Taliban official Abdul Salam Hanafi (L) attends talks involving Afghan representatives in Moscow, Russia, 20 October 2021. Photo: EPA-EFE/ALEXANDER ZEMLIANICHENKO / POOL
The State Duma, Russia’s lower house of parliament, passed a bill that would allow organisations to be temporarily removed from Russia’s list of terrorist organisations on Tuesday, state-affiliated news agency Interfax reported.
The bill, which was passed in its second and third readings, will establish a procedure allowing a court to “temporarily remove” organisations from that list, a move lawmakers have not hidden was intended to allow the government to engage with Afghanistan’s de facto leadership.

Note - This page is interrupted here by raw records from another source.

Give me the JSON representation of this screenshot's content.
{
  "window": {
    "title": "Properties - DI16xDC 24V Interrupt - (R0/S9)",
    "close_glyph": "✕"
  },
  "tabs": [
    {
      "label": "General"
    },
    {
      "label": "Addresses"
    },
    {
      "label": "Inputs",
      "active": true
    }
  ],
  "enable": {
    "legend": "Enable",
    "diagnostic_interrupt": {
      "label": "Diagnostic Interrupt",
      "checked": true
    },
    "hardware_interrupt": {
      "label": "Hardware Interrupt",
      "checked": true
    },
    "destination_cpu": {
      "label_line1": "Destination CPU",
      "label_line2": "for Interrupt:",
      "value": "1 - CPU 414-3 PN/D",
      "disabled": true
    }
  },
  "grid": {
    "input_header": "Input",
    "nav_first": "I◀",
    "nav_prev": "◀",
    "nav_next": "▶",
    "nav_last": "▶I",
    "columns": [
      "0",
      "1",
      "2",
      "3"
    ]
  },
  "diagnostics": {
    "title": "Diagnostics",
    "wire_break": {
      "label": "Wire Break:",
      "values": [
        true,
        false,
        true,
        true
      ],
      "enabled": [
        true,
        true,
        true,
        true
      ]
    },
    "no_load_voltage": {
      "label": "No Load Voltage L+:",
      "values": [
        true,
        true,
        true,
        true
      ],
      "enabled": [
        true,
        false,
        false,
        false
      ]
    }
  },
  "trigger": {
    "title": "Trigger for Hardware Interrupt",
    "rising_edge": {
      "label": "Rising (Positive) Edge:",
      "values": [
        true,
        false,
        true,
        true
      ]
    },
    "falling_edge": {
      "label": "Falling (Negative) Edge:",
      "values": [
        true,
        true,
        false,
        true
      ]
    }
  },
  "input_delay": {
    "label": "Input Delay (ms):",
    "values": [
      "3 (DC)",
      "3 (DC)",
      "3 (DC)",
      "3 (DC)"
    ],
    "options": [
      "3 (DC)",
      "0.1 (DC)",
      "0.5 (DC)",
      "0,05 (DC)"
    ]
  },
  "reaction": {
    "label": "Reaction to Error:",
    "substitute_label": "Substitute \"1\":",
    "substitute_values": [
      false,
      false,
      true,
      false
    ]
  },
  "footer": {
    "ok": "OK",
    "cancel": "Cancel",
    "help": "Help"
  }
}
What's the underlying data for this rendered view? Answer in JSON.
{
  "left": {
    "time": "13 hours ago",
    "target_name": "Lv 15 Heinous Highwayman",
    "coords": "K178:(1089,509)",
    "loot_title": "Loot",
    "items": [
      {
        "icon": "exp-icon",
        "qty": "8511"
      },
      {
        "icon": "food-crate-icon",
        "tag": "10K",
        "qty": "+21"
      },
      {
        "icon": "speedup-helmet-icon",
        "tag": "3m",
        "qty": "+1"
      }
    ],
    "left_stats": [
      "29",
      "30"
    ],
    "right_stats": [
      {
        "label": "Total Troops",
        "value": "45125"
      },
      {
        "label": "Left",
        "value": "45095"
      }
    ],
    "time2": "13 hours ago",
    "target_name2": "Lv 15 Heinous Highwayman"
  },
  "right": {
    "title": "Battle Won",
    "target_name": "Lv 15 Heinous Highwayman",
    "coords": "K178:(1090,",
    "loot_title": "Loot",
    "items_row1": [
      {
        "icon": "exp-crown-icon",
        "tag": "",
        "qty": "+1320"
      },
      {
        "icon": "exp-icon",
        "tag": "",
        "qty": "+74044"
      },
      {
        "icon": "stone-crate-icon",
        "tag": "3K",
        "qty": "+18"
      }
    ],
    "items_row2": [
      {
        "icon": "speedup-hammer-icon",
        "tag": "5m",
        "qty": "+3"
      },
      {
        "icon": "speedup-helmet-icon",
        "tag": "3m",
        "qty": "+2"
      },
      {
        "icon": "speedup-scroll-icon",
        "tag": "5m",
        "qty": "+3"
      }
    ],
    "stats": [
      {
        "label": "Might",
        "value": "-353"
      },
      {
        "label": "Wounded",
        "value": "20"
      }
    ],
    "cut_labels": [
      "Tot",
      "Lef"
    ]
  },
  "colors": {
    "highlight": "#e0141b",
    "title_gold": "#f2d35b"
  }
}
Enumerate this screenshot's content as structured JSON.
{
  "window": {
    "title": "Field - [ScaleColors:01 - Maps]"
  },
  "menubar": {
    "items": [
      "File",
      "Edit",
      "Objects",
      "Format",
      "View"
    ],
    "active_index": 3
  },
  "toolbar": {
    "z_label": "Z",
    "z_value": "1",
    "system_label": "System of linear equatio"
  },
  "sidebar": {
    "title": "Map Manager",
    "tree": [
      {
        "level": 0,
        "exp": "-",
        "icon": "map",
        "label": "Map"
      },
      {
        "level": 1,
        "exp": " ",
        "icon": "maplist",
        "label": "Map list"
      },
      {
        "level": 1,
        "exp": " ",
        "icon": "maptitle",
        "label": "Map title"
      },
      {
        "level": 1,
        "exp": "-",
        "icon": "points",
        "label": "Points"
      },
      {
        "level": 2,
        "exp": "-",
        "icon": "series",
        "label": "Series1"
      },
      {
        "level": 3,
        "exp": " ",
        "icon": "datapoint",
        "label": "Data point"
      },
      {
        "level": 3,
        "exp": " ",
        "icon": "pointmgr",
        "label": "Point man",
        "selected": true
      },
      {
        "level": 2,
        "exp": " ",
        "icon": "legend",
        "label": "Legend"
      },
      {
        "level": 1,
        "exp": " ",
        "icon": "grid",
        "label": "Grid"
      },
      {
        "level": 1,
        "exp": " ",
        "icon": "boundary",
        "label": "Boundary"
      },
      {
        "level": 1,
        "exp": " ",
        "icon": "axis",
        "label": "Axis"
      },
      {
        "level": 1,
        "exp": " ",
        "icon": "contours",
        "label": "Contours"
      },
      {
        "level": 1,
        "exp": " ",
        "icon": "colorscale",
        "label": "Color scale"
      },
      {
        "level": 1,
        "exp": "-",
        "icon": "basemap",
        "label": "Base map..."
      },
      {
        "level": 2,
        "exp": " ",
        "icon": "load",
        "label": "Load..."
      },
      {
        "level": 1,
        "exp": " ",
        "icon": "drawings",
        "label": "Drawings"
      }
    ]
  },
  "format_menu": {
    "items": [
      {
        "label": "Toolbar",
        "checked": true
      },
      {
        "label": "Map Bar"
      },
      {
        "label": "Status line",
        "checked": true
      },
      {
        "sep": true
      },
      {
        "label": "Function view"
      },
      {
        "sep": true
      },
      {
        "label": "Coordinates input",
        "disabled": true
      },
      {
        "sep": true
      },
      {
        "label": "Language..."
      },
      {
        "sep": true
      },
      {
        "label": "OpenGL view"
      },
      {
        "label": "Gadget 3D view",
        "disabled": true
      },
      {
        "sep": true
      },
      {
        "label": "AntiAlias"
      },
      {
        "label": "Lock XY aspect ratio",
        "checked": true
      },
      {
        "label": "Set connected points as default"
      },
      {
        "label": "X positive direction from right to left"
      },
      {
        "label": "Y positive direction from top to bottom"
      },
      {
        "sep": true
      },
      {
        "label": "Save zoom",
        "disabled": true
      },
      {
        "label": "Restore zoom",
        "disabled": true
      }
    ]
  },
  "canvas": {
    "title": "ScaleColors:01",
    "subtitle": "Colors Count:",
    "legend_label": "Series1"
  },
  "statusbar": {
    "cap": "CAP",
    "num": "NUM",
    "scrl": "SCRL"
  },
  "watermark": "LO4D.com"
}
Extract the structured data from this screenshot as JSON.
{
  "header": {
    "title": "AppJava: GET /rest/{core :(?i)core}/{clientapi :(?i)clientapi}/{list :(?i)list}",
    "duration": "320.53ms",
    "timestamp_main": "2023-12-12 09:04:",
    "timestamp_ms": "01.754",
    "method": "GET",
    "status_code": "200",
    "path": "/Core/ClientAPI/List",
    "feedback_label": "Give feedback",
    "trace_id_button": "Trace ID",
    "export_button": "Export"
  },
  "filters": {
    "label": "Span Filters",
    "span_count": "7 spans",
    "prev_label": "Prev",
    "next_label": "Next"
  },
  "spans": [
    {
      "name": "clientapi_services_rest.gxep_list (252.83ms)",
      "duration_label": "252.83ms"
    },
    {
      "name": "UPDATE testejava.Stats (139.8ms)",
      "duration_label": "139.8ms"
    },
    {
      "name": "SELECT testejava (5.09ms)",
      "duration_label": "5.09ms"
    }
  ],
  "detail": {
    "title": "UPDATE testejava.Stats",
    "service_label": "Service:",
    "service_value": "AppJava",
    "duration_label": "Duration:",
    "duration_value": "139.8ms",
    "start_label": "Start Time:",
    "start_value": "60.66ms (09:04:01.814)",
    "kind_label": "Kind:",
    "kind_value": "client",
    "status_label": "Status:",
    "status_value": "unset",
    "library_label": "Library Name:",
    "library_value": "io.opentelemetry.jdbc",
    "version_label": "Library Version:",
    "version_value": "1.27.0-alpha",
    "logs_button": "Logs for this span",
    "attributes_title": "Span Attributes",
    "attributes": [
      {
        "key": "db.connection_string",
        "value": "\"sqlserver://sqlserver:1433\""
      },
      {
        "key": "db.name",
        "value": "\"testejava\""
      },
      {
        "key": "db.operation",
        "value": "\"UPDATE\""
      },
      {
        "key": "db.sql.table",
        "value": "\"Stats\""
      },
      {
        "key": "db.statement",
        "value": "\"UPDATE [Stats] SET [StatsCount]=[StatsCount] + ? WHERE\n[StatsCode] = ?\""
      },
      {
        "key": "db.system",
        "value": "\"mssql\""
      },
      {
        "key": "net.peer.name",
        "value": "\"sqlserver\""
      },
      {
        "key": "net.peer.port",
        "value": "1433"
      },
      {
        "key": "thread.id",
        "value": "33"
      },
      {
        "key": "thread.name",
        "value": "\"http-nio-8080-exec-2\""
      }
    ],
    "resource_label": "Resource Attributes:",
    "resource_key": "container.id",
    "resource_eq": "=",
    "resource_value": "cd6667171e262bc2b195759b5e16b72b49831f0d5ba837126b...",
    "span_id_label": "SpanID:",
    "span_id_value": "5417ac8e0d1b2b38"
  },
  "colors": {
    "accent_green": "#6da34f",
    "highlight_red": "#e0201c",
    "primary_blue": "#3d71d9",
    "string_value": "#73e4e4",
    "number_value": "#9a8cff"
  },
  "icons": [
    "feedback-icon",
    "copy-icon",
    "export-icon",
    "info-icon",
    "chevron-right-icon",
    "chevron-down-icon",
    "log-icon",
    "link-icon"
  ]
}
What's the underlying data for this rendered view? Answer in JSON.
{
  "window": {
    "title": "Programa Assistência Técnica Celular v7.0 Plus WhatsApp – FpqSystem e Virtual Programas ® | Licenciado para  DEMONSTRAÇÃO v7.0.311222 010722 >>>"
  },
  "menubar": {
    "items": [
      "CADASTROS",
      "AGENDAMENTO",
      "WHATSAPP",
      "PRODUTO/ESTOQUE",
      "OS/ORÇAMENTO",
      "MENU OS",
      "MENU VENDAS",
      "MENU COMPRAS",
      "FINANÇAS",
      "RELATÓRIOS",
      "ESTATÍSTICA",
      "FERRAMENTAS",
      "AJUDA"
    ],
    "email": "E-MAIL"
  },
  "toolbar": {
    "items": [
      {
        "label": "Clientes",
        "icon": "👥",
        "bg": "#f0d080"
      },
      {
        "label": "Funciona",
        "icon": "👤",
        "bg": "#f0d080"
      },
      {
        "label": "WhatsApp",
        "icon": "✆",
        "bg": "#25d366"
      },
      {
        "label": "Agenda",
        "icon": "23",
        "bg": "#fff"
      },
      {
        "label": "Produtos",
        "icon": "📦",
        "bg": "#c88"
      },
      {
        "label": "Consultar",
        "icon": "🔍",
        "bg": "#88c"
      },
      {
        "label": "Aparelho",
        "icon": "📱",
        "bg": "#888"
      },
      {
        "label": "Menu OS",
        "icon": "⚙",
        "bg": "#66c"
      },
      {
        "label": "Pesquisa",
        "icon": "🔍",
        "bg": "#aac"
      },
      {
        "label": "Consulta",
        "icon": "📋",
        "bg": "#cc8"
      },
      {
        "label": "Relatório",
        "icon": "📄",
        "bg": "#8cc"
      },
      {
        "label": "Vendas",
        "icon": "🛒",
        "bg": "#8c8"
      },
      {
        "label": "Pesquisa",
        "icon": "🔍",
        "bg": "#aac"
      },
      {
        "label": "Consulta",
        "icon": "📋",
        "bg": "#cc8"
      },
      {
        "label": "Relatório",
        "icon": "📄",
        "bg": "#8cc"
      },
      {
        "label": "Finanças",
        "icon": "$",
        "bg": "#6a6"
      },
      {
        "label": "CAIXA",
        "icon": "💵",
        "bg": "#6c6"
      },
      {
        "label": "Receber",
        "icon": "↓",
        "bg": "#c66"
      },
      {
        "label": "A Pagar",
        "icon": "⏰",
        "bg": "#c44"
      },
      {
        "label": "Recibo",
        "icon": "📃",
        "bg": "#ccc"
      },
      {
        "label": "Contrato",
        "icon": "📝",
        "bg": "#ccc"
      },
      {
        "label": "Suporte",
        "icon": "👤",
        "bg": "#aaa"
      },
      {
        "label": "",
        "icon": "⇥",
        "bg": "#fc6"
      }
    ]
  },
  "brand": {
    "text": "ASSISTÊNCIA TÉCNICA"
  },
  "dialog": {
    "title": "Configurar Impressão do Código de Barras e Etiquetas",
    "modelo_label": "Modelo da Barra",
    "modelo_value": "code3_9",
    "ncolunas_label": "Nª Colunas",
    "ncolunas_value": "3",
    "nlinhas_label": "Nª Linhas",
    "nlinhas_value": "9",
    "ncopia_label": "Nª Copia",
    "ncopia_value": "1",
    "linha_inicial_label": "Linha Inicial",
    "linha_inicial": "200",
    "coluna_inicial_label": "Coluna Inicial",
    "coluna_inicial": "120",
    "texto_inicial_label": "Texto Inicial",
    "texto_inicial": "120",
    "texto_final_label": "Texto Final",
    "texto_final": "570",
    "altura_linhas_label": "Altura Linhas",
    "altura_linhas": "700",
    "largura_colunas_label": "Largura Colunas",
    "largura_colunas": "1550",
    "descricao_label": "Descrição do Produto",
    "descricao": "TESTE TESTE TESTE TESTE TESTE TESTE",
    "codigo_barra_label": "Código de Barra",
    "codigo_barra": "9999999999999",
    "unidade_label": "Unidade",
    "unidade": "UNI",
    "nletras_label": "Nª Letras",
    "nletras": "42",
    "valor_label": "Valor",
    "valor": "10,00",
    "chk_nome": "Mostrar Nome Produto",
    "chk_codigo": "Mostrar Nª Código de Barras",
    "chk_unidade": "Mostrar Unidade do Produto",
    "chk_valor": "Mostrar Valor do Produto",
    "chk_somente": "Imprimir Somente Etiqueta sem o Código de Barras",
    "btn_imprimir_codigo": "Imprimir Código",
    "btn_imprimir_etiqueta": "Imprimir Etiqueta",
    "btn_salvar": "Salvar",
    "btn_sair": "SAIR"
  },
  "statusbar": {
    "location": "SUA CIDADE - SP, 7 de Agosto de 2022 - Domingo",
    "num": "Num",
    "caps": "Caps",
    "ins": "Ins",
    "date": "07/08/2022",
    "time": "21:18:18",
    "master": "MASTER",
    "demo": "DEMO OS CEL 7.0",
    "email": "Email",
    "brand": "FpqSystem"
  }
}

The Taliban is banned in Russia despite Russian officials, including Foreign Minister Sergey Lavrov, repeatedly meeting with members of the Taliban over the past several years.
Leonid Slutsky, chairman of the State Duma’s International Affairs Committee, said in November that it was “high time” to remove the group from the list. “Whether you like it or not, the Taliban is in charge of Afghanistan, and now we will be able to cooperate with it on an absolutely legal basis,” Slutsky said.
The legislation must still be voted on by the upper house, after which it will be signed into law by Vladimir Putin.
The Taliban was added to Russia’s list of terrorist organisations in March 2003, based on resolutions by the UN Security Council and Russia’s Supreme Court. In 2021, the Taliban retook control of Afghanistan in its entirety following the hurried exit of US forces, though the group has not been recognised as the legitimate Afghan government by the West.